The Supreme Court ruled 5-4 in Burwell v. Hobby Lobby that for-profit employers with religious objections can opt out of providing contraception coverage under Obamacare.
The decision could open the door to other employers seeking to withhold coverage for other medical procedures at odds with firm religious beliefs.
The Court ruled that a closely-held company can be exempt from the contraceptive coverage under the Affordable Care Act.
The Hobby Lobby suit was a landmark case about whether for-profit corporations are entitled to religious-based exceptions from neutral laws.
The challenge was brought by the Southern Baptist owners of Hobby Lobby, an arts and crafts chain, and the Mennonite owners of Conestoga Wood, a cabinet maker.
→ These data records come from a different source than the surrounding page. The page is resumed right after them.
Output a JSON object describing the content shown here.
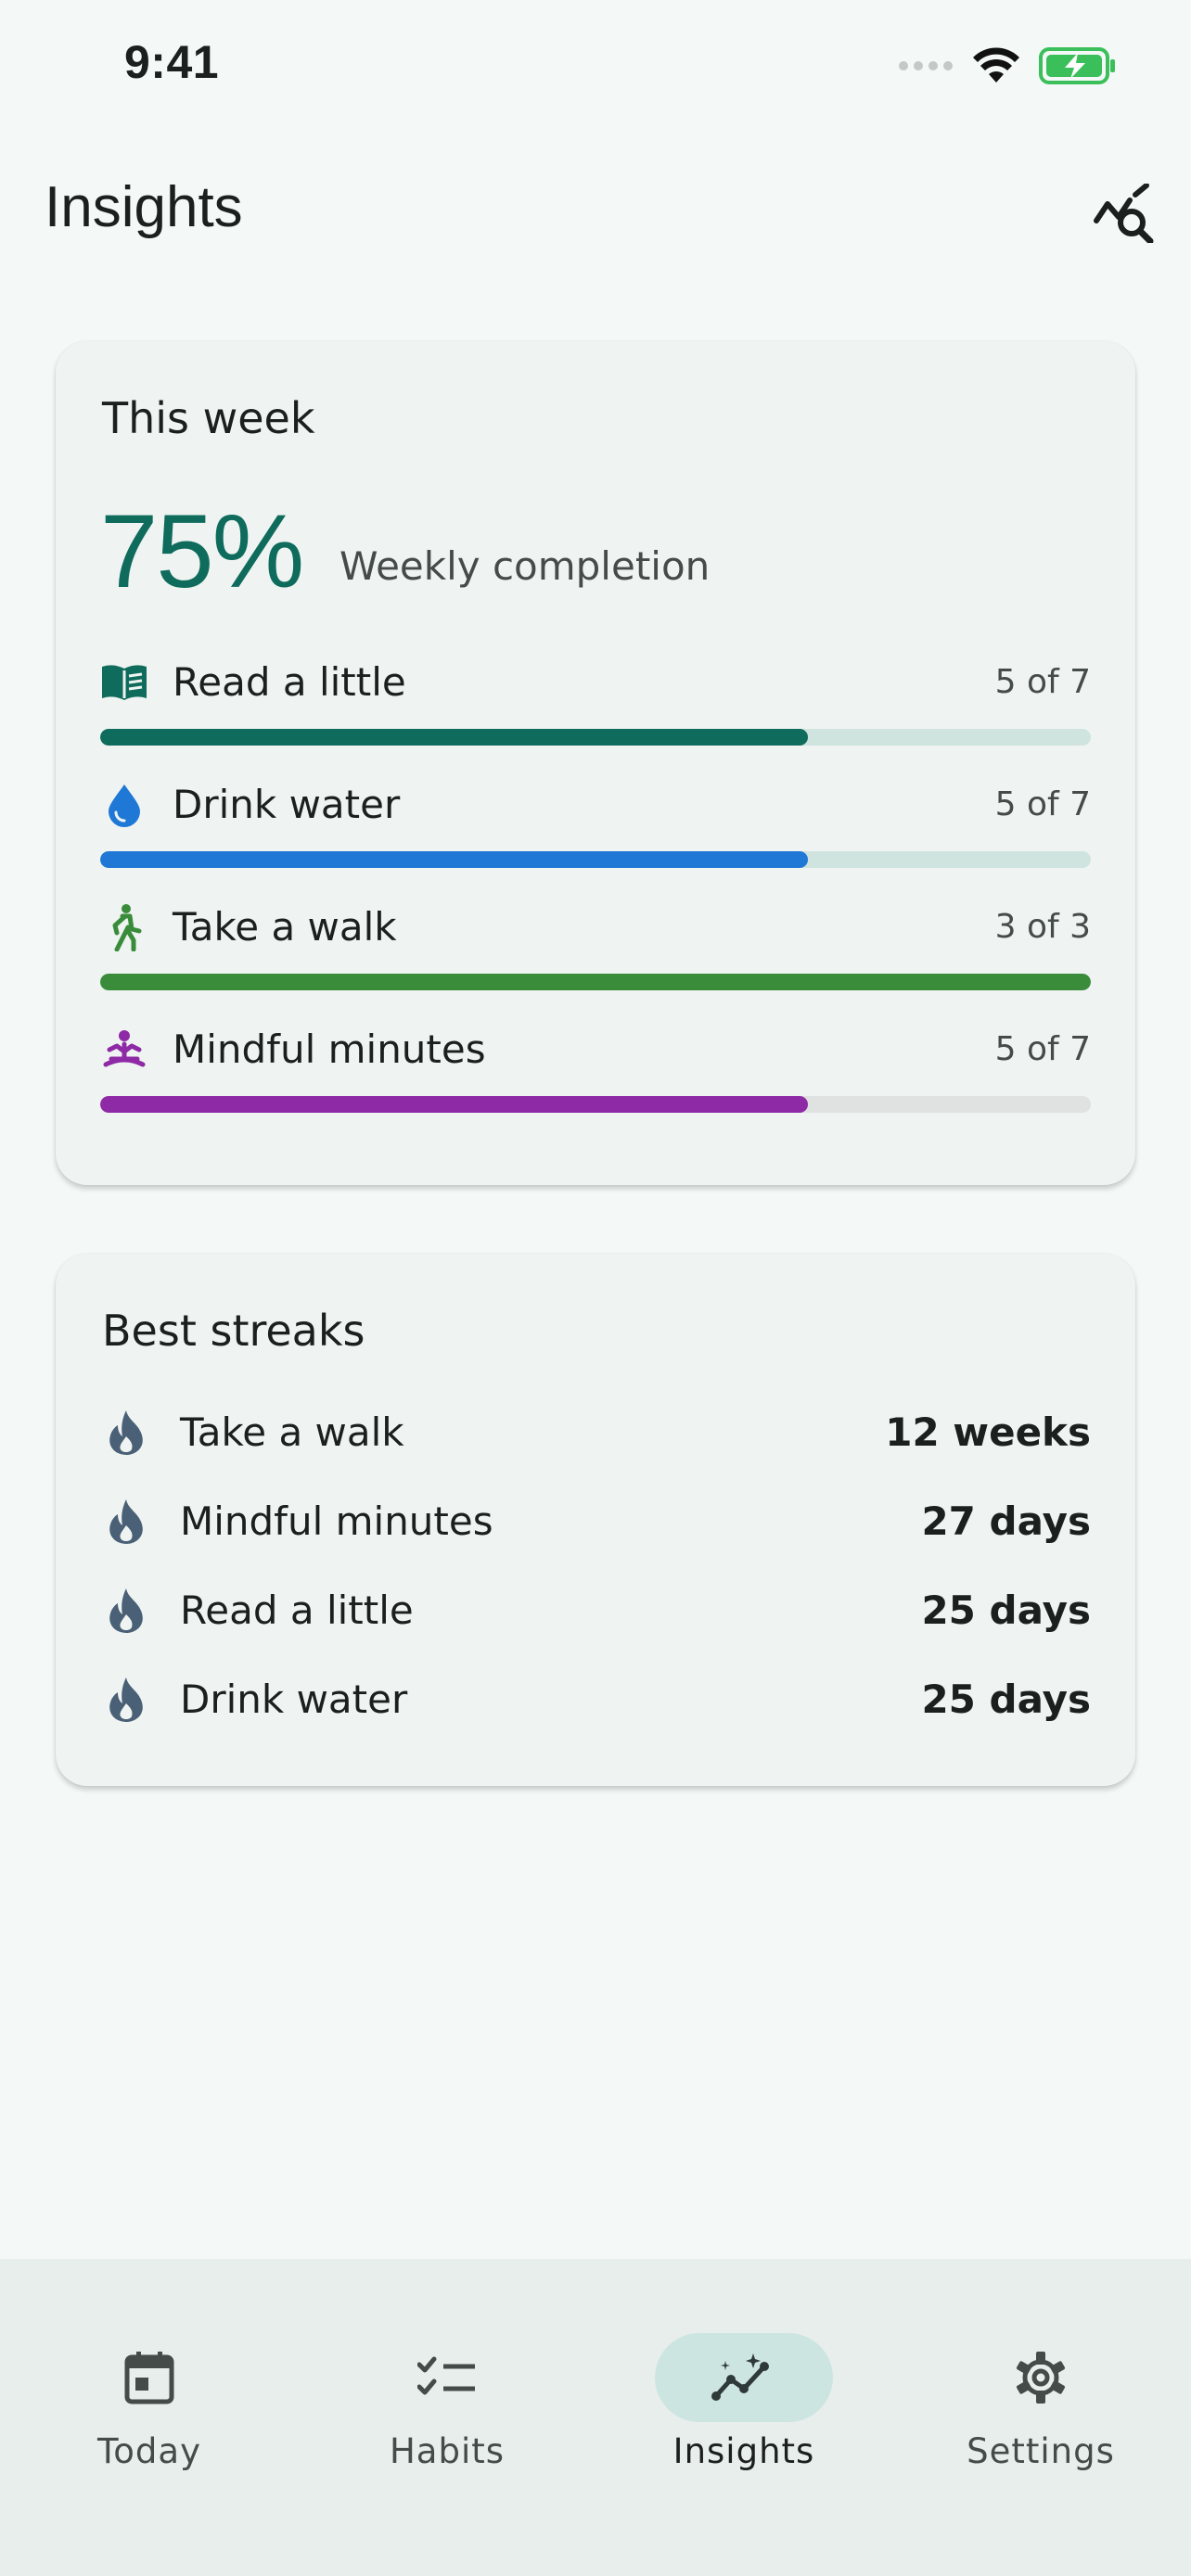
{
  "status_bar": {
    "time": "9:41"
  },
  "header": {
    "title": "Insights",
    "action_icon": "query-stats-icon"
  },
  "week": {
    "title": "This week",
    "completion_value": "75%",
    "completion_caption": "Weekly completion",
    "habits": [
      {
        "name": "Read a little",
        "count": "5 of 7",
        "progress": 0.714,
        "color": "#0f6b5c",
        "track": "#cfe3df",
        "icon": "book-icon"
      },
      {
        "name": "Drink water",
        "count": "5 of 7",
        "progress": 0.714,
        "color": "#1f78d6",
        "track": "#cfe3df",
        "icon": "water-drop-icon"
      },
      {
        "name": "Take a walk",
        "count": "3 of 3",
        "progress": 1.0,
        "color": "#3a8c3b",
        "track": "#cfe3df",
        "icon": "walk-icon"
      },
      {
        "name": "Mindful minutes",
        "count": "5 of 7",
        "progress": 0.714,
        "color": "#8e2aa6",
        "track": "#e0e2e1",
        "icon": "meditation-icon"
      }
    ]
  },
  "streaks": {
    "title": "Best streaks",
    "items": [
      {
        "name": "Take a walk",
        "value": "12 weeks"
      },
      {
        "name": "Mindful minutes",
        "value": "27 days"
      },
      {
        "name": "Read a little",
        "value": "25 days"
      },
      {
        "name": "Drink water",
        "value": "25 days"
      }
    ]
  },
  "nav": {
    "items": [
      {
        "label": "Today",
        "icon": "calendar-icon",
        "active": false
      },
      {
        "label": "Habits",
        "icon": "checklist-icon",
        "active": false
      },
      {
        "label": "Insights",
        "icon": "insights-icon",
        "active": true
      },
      {
        "label": "Settings",
        "icon": "gear-icon",
        "active": false
      }
    ]
  },
  "colors": {
    "accent": "#0f6b5c",
    "background": "#f4f9f7",
    "card": "#eff4f2",
    "nav_active": "#cde5e1"
  }
}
Both sued for relief from a mandate under the Affordable Care Act that profit-making businesses include emergency contraceptives for female employees in their insurance plans at no extra cost. They said the requirement to cover contraceptives like Plan B and Ella violates their religious liberty.
The suits were about whether the Obamacare birth control mandate passes muster under the 1993 Religious Freedom Restoration Act. The 21-year-old statute says laws that substantially burden a person's exercise of religion must be narrowly tailored to meet a compelling governmental interest.
The Obama administration argued that the mandate does not violate anybody's religious liberty, and that it merely ensures that female employees are treated equally regardless of the religious views of their bosses.
Conservatives cheered the ruling, while liberals were dismayed.